Voorwaarde is, dat de veroordeelde zich voor het einde van de proeftijd niet schuldig zal maken aan een strafbaar feit.
 Ontzet de verdachte van het recht tot uitoefening van het beroep van (register)accountant en van het recht tot uitoefening van formeel en/of feitelijk bestuurder van een onderneming en/of rechtspersoon voor de duur van
5 (vijf) jaren.
Onttrekking aan het verkeer van de in beslag genomen goederen, te weten:
1. document, factuur [bedrijf 12] d.d. 28 december 2016 (DOC-061, nr. 5 beslaglijst)
1. document, factuur [bedrijf 12] d.d. 1 januari 2017 (DOC-062, nr. 6 beslaglijst)
1. document, factuur [bedrijf 12] d.d. 30 mei 2017 (DOC-063, nr. 7 beslaglijst)
 Teruggave inbeslaggenomen goederen, te weten:
1. document, overzicht met uitsplitsingen betalingen verdachte (DOC-060, nr. 4 beslaglijst)
1. document, brief van [bedrijf 12] aan verdachte d.d. 8 juni 2017(nr. 8 beslaglijst)
1. document, Aanbiedingsbrief gericht aan verbalisant [verbalisant] (DOC-065, nr. 9 beslaglijst)
aan beslagene.

Beslissing op de vordering van de benadeelde partij [slachtoffer] :

Bepaalt dat de benadeelde partij niet-ontvankelijk is in de vordering tot schadevergoeding.
Veroordeelt de benadeelde partij in de proceskosten door verdachte ter verdediging tegen die vordering gemaakt, tot op heden begroot op nihil.

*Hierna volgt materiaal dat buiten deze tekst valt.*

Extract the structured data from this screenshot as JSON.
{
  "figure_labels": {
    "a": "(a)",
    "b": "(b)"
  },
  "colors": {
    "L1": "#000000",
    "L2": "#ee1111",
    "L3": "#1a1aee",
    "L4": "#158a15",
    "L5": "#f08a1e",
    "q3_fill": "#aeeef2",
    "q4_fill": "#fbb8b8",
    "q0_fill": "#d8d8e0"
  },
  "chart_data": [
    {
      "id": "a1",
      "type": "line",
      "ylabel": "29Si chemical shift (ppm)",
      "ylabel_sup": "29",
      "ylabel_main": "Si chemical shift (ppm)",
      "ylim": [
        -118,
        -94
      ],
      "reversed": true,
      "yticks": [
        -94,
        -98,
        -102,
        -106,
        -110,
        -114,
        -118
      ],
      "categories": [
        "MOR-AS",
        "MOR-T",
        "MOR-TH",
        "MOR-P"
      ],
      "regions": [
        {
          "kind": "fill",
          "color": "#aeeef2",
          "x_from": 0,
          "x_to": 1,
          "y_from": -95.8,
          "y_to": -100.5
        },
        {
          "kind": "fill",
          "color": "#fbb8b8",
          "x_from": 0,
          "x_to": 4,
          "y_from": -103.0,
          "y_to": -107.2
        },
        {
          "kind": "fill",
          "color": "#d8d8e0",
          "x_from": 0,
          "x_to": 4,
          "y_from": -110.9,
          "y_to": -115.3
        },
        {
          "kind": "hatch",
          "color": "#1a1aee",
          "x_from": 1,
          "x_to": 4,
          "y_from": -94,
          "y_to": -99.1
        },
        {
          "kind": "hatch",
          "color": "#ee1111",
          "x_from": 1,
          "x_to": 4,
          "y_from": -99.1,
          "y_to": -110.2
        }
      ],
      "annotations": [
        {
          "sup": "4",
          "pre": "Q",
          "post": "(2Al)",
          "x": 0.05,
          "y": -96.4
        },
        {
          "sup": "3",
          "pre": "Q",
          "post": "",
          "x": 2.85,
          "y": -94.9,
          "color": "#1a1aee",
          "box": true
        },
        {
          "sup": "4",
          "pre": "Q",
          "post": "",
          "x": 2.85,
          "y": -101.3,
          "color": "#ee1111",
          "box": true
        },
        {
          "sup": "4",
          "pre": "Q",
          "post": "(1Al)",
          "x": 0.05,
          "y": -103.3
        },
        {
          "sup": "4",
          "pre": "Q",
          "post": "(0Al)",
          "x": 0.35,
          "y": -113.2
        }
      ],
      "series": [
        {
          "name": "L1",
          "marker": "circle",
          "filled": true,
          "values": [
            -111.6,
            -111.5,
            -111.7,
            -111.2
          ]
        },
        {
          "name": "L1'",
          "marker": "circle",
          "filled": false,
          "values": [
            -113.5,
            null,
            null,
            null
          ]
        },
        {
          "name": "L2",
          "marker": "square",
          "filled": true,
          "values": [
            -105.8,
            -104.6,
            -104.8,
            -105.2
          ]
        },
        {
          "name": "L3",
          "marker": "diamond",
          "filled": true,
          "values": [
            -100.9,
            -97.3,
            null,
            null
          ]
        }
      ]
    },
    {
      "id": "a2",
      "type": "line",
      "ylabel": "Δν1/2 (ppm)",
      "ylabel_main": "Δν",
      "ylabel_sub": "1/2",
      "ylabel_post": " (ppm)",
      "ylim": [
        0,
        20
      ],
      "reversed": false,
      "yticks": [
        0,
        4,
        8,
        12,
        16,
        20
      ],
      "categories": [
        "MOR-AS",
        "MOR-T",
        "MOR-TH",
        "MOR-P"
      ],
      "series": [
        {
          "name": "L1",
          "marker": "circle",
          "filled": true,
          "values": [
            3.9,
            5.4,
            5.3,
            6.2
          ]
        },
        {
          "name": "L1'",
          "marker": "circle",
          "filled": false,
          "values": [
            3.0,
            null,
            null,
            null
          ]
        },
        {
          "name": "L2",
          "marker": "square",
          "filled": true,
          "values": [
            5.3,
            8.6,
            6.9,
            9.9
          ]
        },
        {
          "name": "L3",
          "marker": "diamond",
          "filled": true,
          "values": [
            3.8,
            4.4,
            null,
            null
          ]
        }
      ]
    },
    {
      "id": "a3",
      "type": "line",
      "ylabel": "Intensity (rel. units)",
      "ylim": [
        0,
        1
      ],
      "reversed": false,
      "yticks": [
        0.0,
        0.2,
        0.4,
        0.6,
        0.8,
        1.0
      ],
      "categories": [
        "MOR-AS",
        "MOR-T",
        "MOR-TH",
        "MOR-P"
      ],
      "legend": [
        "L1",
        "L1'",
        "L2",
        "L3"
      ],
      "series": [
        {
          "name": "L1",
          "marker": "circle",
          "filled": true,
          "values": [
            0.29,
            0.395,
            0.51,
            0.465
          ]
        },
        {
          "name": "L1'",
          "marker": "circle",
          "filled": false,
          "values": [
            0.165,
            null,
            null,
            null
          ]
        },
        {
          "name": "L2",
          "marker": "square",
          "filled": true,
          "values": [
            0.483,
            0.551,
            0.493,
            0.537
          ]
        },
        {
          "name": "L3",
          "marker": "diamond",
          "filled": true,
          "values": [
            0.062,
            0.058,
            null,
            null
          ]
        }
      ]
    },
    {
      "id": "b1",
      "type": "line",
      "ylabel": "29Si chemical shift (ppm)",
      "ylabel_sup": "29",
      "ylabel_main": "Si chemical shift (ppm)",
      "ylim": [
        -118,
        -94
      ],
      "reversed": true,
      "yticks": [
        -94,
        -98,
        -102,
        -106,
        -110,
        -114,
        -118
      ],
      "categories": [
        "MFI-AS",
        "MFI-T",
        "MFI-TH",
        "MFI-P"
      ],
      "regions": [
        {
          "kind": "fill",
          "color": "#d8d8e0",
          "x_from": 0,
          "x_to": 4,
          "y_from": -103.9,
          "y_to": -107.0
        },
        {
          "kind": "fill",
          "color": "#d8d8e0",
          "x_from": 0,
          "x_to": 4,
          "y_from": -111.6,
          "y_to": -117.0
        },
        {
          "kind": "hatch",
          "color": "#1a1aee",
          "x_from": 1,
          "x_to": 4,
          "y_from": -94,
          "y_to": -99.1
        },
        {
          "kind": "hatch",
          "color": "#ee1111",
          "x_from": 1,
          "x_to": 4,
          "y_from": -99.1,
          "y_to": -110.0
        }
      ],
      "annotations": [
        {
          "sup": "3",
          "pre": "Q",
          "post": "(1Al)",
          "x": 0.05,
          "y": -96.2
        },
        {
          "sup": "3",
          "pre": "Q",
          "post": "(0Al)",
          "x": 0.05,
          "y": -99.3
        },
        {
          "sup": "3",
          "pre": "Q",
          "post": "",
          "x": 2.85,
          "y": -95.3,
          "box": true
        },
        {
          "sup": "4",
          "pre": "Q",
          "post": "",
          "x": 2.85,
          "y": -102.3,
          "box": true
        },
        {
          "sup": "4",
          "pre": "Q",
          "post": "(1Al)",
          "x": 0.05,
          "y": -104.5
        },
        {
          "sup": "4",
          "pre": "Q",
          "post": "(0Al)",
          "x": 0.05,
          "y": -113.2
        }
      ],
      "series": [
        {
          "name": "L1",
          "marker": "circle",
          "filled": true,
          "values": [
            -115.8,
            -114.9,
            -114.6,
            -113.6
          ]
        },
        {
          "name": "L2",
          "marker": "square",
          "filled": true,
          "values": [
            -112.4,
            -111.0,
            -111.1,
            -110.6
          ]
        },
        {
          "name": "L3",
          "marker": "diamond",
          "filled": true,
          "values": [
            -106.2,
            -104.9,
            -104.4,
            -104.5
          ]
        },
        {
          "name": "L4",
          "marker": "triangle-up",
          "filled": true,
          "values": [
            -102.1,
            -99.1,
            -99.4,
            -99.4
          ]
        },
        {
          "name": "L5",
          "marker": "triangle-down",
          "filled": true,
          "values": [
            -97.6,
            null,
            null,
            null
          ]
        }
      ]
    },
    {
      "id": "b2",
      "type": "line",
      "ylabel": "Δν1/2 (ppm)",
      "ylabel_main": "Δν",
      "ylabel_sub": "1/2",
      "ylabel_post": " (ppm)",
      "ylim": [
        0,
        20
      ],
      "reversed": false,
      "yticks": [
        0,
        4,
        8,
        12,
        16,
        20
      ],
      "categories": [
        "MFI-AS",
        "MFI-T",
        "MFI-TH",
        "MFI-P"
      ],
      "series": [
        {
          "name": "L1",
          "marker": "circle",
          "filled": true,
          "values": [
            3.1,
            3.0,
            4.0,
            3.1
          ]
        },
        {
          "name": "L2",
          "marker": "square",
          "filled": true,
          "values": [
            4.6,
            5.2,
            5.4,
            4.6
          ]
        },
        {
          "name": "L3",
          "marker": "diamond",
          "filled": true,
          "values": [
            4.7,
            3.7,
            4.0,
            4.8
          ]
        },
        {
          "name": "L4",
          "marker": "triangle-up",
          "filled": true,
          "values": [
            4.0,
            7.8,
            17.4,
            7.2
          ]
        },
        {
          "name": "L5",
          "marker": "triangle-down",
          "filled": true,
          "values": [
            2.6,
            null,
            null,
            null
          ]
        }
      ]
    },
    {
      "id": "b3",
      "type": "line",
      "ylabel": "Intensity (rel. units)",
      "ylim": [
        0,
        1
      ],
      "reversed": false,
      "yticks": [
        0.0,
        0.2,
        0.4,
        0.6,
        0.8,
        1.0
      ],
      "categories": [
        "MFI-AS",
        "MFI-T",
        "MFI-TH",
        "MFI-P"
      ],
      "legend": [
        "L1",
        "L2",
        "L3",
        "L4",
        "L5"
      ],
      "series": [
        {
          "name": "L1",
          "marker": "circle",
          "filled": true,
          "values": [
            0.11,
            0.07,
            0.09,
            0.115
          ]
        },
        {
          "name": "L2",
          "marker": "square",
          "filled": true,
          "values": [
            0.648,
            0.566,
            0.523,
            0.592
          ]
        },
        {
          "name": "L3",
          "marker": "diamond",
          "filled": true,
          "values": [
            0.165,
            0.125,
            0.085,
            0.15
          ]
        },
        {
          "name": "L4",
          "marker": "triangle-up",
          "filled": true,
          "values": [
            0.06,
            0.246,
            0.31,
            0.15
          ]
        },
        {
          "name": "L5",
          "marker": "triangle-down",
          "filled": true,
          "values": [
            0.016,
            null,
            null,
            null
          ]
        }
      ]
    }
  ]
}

Beslissing op de vordering van de benadeelde partij [bank 1] Hypotheken groep:

Bepaalt dat de benadeelde partij niet-ontvankelijk is in de vordering tot schadevergoeding.
Veroordeelt de benadeelde partij in de proceskosten door verdachte ter verdediging tegen die vordering gemaakt, tot op heden begroot op nihil.
Dit vonnis is gewezen door:
mr. A.C. Palmboom, voorzitter,
mr. S.A.E.M. Rampaart en mr. N.E.M. Keereweer, leden,
in tegenwoordigheid van L. Scholl, griffier,
en is uitgesproken op 12 september 2024.
Mr. Keereweer is buiten staat dit vonnis te ondertekenen.